Now let me add one more complication. We confessed to being drawn to consciousness-marring horror movies and the anger-hell of X. But horror movies and X are not essentially bad. They’re essentially good! A terrific horror movie like Alien or Night of the Living Dead can be a scary, insightful delight. And X is a great platform for fact-checking the lies of authorities and the news media. The problem is: these good things can be corrupted and we are drawn to that corruption.
The same is true of creation itself.
In a corrupt world, it’s easy to understand why some religious people retreat from creation entirely. They become cloistered or celibate or, like Tolstoy after his conversion, abandon the work they were made for. They won’t even engage with art that tells the ugly truth because the ugliness disturbs them. This is how Christian culture devolved from King Lear to God is Still Not Dead, Part XIV.
But the world — business, politics, romance, art — these aren’t bad things, they’re good things that can be corrupted. And we — good things corrupted — are drawn to the corruption.
An example. Augustine and Aquinas both believed that sex itself was not evil, but had been corrupted by “concupiscence” — lust. Milton dramatized this in Paradise Lost. He wrote an Edenic sex scene in which Adam and Eve meld in “the rites mysterious of connubial love.” But after their expulsion, things are different. Eve inflames Adam’s senses. He seizes her willing hand and they go at it “with ardor.”
This heat, Milton says, is “the solace of their sin.” Yes, sex is actually more exciting when seasoned by lust than it was in the sweetness of innocence.

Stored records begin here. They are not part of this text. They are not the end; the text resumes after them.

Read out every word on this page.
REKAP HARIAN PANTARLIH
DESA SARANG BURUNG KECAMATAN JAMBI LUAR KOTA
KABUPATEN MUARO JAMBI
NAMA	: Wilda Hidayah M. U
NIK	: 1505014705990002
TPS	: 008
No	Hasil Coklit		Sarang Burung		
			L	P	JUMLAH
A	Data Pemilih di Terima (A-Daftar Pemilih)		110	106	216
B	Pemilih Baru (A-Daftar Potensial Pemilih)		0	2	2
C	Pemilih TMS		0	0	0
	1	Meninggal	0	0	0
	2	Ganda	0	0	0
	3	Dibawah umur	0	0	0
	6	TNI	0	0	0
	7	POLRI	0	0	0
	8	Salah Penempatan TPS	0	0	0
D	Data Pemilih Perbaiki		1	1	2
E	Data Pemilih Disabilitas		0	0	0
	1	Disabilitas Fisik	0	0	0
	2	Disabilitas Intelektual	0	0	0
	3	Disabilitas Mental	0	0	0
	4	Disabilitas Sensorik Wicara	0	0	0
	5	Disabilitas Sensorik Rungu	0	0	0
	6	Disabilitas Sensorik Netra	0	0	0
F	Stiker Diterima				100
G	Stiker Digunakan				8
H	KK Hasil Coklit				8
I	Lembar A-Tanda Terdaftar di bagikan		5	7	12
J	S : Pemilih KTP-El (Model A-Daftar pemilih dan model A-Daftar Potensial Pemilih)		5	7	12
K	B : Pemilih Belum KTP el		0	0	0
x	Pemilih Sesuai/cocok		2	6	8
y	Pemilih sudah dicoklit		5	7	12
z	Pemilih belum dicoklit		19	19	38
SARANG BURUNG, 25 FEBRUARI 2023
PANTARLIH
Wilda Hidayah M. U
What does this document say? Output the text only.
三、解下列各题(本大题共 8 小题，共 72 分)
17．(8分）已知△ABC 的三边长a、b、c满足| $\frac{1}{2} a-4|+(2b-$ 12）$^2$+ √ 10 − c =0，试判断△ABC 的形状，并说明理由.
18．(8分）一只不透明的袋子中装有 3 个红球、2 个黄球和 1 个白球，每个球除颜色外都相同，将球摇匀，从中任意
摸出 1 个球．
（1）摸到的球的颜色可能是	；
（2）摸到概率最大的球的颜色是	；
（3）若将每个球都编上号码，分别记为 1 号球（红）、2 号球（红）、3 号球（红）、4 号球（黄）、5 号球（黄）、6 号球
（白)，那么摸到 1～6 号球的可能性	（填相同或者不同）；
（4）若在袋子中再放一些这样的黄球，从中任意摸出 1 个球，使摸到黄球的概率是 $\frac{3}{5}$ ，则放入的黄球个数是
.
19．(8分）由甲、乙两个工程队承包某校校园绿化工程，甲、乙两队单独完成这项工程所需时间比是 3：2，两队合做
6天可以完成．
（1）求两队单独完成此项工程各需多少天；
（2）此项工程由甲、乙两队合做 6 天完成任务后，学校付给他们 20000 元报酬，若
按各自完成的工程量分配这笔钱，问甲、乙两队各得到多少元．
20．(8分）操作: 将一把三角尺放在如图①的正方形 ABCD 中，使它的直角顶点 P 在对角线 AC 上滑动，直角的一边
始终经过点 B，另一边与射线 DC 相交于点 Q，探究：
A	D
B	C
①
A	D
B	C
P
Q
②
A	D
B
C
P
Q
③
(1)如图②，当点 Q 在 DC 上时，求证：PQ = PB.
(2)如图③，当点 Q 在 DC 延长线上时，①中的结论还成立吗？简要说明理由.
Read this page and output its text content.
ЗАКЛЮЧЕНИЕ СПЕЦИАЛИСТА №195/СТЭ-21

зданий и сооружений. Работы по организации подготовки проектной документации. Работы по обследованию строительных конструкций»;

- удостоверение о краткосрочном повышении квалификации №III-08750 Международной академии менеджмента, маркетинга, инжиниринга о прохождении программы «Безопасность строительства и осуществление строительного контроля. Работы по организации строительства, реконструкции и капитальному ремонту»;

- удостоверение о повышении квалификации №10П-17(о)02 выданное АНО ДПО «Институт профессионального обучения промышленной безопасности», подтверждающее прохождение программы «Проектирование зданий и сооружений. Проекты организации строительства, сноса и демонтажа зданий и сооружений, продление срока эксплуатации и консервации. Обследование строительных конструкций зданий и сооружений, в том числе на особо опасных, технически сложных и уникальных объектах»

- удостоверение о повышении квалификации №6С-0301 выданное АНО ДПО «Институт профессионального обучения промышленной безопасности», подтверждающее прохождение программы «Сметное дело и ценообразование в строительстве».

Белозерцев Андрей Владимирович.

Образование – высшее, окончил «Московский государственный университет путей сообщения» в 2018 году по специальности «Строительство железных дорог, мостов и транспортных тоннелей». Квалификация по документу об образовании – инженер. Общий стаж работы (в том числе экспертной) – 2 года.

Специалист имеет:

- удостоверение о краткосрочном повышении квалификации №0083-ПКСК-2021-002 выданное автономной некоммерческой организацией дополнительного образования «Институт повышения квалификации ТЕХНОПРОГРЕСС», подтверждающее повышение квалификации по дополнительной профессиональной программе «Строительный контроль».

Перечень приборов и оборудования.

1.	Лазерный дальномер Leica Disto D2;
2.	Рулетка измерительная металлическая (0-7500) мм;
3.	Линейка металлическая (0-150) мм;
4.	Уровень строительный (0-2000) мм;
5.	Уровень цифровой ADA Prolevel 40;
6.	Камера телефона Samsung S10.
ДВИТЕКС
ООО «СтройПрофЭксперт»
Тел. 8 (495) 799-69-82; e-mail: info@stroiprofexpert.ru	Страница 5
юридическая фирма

Every happily married couple experiences this. The joy of faithful love is pro-rated, a life-enhancing intimacy of fidelity over time, as opposed to the instant ecstasy of that “expense of spirit in a waste of shame” that is “lust in action.”
So it is with ambition and desire and art. Not bad things. Good. If your eye offends you, sure, cut it out. But for me, the greater Christian journey is to live into the goodness at the core of the corruption.
More to say, but for now…
Love,
Dad
"The problem is: these good things can be corrupted and we are drawn to that corruption."
That is Exactly What Satan Does. Takes Good Things, Corrupts them, Returns them to us.
I feel as though like, Sir Klavan the Elder, we tend to enjoy our favorite sin. William Blake once said "the road of excess leads to the palace of wisdom." Whereas this is a post enlightenment mantra it is pure recycled equine digestive by product in light of the gospel. We have a favorite sin and it is one we will justify as more naughty than actual soul killing. We try to elevate our sin to a just-above-sin level though not really good solution we can justify continuing it. But that often becomes our stumbling block to the true joy of being with the God who can speak the world into existence. Interestingly, He spoke the world into existence but we are "the work of His hand". He crafted us with intention and yet we excuse that nice little piece of decadence that would bring us to Him fully. The triumph of evil in us is not the negation of good so much but the excusing of that very same evil as something else.